Blinken did, however, offer up “more humanitarian assistance to the country.

Blinken stated:

“We need an effective policy that can restore Venezuela to democracy, starting with free and fair elections.”

This is ironic since Guaidó, the leader of Venezuela’s opposition-held National Assembly, was not elected, as Maduro was.

Guaidó’s claim to the presidency is like Sen. Minority Leader Mitch McConnell one day just standing up and declaring himself President of the United States.

We don’t have to support either Venezuelan president Nicolás Maduro or Juan Guaido.

Both can be equally odious.

Our decision to insinuate ourselves on Guaido’s side, however, has nothing to do with “overthrowing Socialism” or “bringing democracy.”

As is does with Middle Eastern countries, it has a lot to do with oil.

We manufactured this crisis to provide an excuse to paint the Socialist Maduro as an abject monster so we, the capitalist heroes, can once again ride in and install someone more amenable to our corporate interests.

David Smilde writes in The Washington Post:

“The goal should not be for outside powers to determine the fate of Venezuela, but for them to facilitate a solution instead of impeding it. The Venezuelan opposition will be much more likely to negotiate if they are obliged to forget the chimera of U.S. intervention. By the same token, Maduro will be more interested in seeking a deal if he is firmly encouraged to do so by the international allies he depends on.”

He concludes:

“Of course the immediate reaction of some Democratic strategists will be to suggest changing course with respect to Venezuela would be political suicide in Florida ahead of the 2022 midterms and the 2024 presidential race. However, both Republicans and Democrats would be well advised to treat U.S. Latinos as the socially, culturally and politically diverse population that they are—which can be engaged by a positive and thoughtful foreign policy. In the end, Latino immigrants want to see well-being in their countries of origin, and they will reward a clear strategy and signs of progress.”
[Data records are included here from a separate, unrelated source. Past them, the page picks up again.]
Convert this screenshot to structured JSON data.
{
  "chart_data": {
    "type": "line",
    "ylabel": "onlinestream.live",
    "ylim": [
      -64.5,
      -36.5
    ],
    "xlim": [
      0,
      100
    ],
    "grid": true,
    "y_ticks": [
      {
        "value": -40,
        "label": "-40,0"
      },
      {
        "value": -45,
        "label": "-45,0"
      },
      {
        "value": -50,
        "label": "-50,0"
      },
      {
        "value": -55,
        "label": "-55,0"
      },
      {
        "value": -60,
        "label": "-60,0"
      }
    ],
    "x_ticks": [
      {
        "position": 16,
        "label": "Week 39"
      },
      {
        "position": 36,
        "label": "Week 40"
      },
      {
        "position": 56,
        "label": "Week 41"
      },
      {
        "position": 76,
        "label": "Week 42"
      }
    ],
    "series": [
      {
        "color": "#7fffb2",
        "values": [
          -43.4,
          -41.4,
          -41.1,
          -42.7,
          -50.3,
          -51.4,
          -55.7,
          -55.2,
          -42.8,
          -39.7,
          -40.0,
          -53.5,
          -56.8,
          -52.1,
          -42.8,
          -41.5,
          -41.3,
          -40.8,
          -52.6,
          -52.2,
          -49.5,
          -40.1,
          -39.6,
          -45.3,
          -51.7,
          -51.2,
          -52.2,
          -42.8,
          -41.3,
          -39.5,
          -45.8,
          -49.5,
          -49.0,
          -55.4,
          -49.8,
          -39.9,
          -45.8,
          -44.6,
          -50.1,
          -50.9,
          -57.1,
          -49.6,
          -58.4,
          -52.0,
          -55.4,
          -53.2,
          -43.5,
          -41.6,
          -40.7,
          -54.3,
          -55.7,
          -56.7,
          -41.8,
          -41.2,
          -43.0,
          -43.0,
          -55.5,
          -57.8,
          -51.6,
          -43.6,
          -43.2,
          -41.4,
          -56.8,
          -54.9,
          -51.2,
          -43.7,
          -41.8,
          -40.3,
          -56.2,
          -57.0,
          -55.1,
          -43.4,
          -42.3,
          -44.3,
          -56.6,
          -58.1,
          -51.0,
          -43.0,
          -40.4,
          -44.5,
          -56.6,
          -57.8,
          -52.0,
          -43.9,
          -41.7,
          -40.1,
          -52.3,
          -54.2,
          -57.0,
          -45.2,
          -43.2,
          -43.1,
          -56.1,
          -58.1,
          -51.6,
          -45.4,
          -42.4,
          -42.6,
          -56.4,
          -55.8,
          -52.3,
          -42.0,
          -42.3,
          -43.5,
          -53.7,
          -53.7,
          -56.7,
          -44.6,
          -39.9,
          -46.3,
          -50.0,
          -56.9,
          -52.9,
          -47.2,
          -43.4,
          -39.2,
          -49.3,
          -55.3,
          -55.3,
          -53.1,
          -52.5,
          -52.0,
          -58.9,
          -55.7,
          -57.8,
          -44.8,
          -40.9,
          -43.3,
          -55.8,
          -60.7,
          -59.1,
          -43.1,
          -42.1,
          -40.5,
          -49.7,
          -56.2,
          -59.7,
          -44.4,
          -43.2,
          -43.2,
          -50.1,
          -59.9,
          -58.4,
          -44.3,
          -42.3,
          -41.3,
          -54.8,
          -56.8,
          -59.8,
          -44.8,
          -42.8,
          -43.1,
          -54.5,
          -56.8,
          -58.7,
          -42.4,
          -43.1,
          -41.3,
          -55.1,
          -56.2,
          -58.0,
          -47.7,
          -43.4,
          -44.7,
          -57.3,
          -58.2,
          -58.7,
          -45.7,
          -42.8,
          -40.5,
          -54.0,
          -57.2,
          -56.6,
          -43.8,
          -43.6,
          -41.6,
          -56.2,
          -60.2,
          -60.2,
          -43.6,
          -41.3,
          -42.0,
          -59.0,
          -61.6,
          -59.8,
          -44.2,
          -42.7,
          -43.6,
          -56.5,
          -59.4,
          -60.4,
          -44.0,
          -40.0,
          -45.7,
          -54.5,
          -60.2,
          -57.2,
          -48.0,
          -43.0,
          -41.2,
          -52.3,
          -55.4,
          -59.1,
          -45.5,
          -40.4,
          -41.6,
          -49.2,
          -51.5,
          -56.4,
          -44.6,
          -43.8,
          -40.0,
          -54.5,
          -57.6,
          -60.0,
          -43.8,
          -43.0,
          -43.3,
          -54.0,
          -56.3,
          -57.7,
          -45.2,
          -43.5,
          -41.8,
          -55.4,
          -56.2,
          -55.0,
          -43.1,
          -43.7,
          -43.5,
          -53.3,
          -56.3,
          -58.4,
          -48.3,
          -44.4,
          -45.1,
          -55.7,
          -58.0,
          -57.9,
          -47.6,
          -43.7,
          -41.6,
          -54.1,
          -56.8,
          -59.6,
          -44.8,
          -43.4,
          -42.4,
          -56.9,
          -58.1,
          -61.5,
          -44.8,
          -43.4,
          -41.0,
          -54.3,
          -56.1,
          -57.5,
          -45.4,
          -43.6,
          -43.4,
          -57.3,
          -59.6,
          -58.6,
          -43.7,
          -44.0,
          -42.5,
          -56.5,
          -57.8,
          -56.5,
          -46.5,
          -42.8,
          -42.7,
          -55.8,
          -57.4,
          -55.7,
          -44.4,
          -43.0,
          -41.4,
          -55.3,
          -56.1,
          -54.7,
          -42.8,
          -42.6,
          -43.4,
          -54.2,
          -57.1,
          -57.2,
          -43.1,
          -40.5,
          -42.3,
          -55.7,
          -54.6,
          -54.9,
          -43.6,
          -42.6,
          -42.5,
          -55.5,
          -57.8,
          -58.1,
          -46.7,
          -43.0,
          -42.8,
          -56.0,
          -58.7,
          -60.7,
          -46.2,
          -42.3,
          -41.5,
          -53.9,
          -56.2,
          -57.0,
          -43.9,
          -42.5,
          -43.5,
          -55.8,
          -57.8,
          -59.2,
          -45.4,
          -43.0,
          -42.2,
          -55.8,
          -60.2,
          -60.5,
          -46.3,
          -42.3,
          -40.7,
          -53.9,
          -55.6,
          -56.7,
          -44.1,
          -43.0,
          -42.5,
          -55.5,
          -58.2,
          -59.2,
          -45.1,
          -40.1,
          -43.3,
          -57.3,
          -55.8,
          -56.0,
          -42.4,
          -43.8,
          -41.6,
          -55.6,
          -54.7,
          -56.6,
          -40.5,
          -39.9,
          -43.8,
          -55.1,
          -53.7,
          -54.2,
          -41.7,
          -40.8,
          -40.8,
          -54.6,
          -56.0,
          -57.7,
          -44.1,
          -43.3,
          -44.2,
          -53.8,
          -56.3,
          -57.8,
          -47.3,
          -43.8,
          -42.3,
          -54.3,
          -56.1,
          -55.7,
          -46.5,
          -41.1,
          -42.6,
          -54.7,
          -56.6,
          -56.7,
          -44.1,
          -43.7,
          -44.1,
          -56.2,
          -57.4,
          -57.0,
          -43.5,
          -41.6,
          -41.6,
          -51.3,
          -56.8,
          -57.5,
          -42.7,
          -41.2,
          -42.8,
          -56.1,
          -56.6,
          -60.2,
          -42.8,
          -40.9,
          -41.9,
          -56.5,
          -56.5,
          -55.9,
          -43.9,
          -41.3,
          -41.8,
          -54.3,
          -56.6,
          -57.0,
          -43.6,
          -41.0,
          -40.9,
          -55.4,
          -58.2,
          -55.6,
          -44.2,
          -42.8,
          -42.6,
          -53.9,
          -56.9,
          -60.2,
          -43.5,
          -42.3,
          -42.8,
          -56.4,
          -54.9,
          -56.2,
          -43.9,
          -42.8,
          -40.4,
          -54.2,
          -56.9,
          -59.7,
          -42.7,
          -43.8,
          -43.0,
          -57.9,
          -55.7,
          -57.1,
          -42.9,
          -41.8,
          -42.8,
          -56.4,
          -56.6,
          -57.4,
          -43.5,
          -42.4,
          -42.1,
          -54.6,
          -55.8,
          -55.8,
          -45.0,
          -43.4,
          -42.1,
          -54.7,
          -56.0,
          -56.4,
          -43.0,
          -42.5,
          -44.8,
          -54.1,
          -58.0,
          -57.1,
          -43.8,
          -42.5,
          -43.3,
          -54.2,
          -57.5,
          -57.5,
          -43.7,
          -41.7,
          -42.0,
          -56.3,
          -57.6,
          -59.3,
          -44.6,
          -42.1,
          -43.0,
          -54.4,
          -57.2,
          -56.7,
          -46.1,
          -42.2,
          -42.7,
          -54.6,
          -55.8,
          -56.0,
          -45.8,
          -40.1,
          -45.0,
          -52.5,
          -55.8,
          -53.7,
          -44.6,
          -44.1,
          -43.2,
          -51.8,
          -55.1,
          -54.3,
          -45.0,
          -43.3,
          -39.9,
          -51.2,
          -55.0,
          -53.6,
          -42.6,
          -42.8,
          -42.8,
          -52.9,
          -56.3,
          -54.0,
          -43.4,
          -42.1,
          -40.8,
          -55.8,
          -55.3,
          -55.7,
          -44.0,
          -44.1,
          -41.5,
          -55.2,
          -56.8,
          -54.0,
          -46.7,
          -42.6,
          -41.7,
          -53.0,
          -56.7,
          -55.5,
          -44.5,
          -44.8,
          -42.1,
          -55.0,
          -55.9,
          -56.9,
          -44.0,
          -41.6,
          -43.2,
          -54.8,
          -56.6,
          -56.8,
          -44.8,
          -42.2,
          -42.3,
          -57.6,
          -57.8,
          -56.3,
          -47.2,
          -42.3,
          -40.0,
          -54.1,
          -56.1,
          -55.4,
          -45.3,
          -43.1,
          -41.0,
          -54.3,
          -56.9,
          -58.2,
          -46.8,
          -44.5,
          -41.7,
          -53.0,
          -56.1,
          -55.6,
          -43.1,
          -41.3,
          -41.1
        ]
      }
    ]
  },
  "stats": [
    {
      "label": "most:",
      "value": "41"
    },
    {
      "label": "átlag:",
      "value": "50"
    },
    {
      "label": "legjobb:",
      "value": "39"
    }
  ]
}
It’s up to us to pressure our elected representatives to take a new, more humanitarian approach to foreign intervention.

While we can’t and mustn’t ignore our neighbors, recycling our prior imperialist policies is not going to elicit a better outcome.

We can praise Joe Biden for his recent actions pertaining to the COVID-19 pandemic, climate change, the minimum wage, and immigration.

We must not allow the light at the end of the proverbial tunnel to blind us to other “business as usual” going on behind the scenes.

The United States is still an imperial power guilty of fomenting in other countries much of the undemocratic behavior we saw unfold at our nation’s Capitol on January 6.

We may not be able to reverse course instantaneously, but we are able to reverse course.